Es por esto, sobre todo, que Occidente aparece hoy como una civilización dividida en dos: la cultura cristiana y la cultura individualista y secularista. Tanto en nuestra América como en la vieja Europa se enfrentan hoy claramente esas dos concepciones principales del hombre y del mundo, profundamente antagónicas entre sí. Dado que la familia es la célula básica y fundamental de la sociedad humana, no es extraño que ella esté en el centro de la lucha entre las dos culturas mencionadas.
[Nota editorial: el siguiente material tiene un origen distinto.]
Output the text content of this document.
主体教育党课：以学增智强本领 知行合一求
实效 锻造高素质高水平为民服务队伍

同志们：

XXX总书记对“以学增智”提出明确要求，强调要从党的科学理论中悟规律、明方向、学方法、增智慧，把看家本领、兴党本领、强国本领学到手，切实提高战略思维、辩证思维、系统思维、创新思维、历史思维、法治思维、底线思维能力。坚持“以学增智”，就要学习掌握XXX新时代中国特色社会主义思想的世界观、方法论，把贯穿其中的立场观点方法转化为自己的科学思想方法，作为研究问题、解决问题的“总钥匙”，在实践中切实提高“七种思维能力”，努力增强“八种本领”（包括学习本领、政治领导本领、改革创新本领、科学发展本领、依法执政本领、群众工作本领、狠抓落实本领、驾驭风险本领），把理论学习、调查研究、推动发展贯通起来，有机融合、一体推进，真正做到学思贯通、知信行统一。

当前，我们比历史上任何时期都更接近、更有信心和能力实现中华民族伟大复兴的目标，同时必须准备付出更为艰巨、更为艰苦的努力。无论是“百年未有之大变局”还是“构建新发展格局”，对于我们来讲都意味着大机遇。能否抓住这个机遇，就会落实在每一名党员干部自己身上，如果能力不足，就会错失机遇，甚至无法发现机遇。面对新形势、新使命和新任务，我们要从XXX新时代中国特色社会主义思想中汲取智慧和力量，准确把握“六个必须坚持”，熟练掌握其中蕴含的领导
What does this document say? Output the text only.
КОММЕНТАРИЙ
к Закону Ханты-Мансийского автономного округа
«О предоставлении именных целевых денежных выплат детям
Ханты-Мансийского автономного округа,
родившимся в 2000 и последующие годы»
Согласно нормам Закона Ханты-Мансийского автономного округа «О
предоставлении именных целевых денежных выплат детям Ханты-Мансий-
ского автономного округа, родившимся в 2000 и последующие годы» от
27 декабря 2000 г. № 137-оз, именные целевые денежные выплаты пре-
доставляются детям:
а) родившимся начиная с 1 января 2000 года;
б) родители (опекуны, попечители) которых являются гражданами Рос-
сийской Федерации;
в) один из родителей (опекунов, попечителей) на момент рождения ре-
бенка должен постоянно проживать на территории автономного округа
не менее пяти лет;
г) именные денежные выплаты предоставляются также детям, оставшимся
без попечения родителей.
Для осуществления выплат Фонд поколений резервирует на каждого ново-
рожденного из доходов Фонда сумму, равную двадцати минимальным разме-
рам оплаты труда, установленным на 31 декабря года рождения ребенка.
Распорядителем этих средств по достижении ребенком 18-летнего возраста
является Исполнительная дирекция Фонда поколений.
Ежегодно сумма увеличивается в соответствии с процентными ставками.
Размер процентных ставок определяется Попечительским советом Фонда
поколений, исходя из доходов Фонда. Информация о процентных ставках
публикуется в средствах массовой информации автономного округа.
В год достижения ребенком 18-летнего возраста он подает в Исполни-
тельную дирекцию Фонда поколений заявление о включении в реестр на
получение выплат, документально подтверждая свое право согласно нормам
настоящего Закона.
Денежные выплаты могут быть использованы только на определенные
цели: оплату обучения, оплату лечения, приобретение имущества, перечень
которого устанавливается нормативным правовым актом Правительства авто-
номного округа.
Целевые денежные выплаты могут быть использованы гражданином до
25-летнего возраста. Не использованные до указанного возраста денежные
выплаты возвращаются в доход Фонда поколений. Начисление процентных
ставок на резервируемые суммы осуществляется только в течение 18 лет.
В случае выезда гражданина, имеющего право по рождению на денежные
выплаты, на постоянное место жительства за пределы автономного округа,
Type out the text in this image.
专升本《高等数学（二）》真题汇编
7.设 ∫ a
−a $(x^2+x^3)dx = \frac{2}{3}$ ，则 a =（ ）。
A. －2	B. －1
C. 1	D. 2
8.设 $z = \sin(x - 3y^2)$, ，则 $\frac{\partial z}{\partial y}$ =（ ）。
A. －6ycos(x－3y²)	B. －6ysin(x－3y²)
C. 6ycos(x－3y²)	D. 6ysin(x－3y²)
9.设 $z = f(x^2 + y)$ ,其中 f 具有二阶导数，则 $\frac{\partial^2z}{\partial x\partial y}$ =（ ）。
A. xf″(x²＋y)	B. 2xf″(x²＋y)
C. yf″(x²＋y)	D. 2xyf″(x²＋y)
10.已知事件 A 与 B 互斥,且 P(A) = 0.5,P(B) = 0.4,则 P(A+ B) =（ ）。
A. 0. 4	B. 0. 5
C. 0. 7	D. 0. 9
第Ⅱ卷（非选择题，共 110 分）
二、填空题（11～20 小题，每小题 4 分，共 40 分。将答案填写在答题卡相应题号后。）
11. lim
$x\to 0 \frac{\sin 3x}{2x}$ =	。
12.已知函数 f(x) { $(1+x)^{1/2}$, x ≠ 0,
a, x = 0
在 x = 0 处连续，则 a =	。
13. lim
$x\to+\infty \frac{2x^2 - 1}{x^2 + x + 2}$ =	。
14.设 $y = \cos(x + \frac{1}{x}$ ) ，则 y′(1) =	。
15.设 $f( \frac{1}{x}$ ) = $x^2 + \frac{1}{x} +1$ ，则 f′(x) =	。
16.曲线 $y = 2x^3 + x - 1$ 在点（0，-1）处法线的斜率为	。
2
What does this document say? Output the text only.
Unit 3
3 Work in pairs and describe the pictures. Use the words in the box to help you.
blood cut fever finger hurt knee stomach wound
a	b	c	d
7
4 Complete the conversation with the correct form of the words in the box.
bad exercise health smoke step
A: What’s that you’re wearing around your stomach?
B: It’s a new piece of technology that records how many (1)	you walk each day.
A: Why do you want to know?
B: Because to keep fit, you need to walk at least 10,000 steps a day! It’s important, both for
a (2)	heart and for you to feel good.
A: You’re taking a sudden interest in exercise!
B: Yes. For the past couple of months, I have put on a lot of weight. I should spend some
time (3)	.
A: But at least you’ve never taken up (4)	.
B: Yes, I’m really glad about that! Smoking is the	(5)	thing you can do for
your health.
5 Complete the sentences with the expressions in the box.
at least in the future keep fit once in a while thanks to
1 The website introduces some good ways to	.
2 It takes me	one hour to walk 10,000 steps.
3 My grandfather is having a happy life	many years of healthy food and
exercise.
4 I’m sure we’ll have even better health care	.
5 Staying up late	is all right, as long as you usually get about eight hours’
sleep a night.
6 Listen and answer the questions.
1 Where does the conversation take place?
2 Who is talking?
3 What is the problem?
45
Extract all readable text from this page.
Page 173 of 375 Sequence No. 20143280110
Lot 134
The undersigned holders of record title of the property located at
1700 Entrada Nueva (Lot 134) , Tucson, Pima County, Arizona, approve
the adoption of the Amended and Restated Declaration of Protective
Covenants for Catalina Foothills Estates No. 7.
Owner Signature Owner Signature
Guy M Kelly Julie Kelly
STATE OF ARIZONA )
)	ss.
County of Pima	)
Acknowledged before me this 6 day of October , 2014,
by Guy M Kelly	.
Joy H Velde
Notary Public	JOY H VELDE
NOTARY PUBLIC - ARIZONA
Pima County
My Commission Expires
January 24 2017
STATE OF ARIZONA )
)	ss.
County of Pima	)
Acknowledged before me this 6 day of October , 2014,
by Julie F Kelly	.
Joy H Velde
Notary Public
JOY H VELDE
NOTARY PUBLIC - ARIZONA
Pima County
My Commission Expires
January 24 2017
Más allá de los males comunes a todas las épocas (guerras, hambrunas, epidemias), el mundo actual sufre de algunos males muy característicos de nuestra época, y que son consecuencias directas de la amplia difusión de la mentalidad individualista. Haciendo un paralelismo con las diez plagas de Egipto, podemos enumerar a modo de ejemplo diez plagas características del mundo actual: el aumento y la trivialización del divorcio; el surgimiento y auge de la eugenesia; la eutanasia, que retoma, en nuestra civilización técnica, las antiguas prácticas paganas de eliminación de los “indeseables”; la búsqueda de un “paraíso artificial” a través de la drogadicción; la anticoncepción, fruto envenenado de la “liberación sexual”; la legalización del aborto, la mayor lacra moral de nuestra época; la multiplicación de las “uniones de hecho”, efecto del individualismo aplicado a las relaciones entre el hombre y la mujer; la promoción de la homosexualidad a través de la “ideología de género”; la reproducción humana artificial, que trata al hombre como un mero producto de la técnica; y, finalmente, el aumento de los suicidios, claro síntoma de la desesperación que inunda a una sociedad que parece olvidar cada vez más el sentido trascendente de la vida, del amor, del trabajo y del sufrimiento del hombre.

Quiera Dios que, bajo el impulso de su gracia, podamos resistir la embestida de la cultura individualista, mantenernos firmes en la fe católica y apostólica, y dar muchos frutos de alegría y paz (¡la alegría y la paz de Cristo!) en un mundo que tanto los necesita. (Fin).